The cell adhesion molecule retina cognin is a cell surface protein disulfide isomerase that uses disulfide exchange activity to modulate cell adhesion.

The retina cell adhesion molecule, R-cognin, shares cDNA sequence with protein disulfide isomerase (PDI) but has a different molecular size and subcellular location. We asked whether R-cognin originated from a unique PDI gene transcript or was a product of posttranscriptional processing. The 3'-terminal partial cDNA clone for R-cognin was extended by both 5' RACE and by PCR from sequence near the 5' end of the PDI-translated region. The cDNA sequence was compared to those of chicken, bovine, and human PDI. The R-cognin cDNA sequence was identical to that of chicken PDI and differed by less than 10% from mammalian PDI proteins. The role of the disulfide exchange activity characteristic of both proteins was studied by assessing the cell-aggregation-enhancing ability and tissue specificity of R-cognin and recombinant human PDI and its derivatives. Chicken and normal human PDI proteins showed tissue- and developmental-specific enhancement of cell aggregation identical to R-cognin, and this activity was blocked by inactivation of the -WCGHC- motifs which function in disulfide exchange. Dependence of retina cell aggregation on disulfide exchange activity was shown by blocking that activity with the inhibitor, DTNB, or with a recombinant human PDI with the -WCGHC- motif cysteines mutated. The results suggest that one -WCGHC- motif in R-cognin is sufficient and that the more C-terminal motif is most active. We conclude that R-cognin is a tissue-specific protein product of the standard PDI chicken gene. The -WCGHC- motif in mature R-cognin is necessary, but not sufficient, for cell adhesion.

Thioreductase activity of retina cognin and its role in cell adhesion.

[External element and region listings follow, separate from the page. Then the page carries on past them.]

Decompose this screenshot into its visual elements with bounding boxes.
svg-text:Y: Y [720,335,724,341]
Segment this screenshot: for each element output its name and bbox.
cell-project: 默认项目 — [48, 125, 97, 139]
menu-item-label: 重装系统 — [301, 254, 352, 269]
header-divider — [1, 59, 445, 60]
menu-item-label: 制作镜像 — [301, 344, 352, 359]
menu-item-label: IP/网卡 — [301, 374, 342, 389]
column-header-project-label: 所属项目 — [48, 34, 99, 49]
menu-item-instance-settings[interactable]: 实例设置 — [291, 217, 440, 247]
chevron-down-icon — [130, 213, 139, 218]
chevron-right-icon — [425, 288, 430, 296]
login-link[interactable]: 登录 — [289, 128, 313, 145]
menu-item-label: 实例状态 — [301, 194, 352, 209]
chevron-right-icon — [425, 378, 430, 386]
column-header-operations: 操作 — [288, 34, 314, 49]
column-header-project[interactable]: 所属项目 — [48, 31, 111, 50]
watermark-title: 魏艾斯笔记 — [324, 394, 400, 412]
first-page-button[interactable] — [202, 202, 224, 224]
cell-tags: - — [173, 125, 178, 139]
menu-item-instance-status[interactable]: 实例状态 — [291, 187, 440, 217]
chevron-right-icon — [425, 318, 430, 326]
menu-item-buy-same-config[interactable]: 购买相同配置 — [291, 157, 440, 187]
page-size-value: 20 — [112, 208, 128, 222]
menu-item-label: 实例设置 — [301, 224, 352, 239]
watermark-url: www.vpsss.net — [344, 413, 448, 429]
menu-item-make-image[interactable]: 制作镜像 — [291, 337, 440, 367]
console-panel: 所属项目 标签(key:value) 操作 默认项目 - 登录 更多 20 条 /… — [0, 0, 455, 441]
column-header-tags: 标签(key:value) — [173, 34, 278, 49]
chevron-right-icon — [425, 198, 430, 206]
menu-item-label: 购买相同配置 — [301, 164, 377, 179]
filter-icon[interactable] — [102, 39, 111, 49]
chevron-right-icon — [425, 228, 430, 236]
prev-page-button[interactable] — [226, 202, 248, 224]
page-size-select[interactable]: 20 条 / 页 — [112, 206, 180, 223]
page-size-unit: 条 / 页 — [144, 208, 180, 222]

Retina cognin (R-cognin) is a 50-kDa protein on the surface of embryonic chick retina cells that mediates cell-cell recognition and neuronal differentiation. It is developmental stage- and tissue-specific in its expression. The partial cDNA clone for R-cognin is nearly identical to that of chicken protein disulfide isomerase (chicken PDI) and enzyme with thioreductase activity. The R-cognin clone extends from beyond the 3' polyadenylation site up to the boundary between PDI exons 1 and 2, with the putative R-cognin equivalent of PDI exon 1 remaining uncloned. The question posed here was whether the sequence-specific properties of PDI were significant in the action of R-cognin. We show that R-cognin, like PDI, has thioreductase activity as revealed by RNase renaturation enzymatic assays. We then asked if this thioreductase activity was involved in the mediation of cell adhesion and recognition in developing chick retina. We show, through cell aggregation assays, that both R-cognin and chicken PDI enhance chick retina cell aggregation but not that of cells from other CNS tissues. We also show that treating R-cognin and chicken PDI with the thioreductase inhibitor 5,5'-dithio-bis (2-nitrobenzoic acid), which covalently binds to the functional cysteines of the thioreductase active sites, reduces the enhancement of cell aggregation. Thus R-cognin acts, in part, by catalyzing a covalent protein-protein linkage at the cell surface.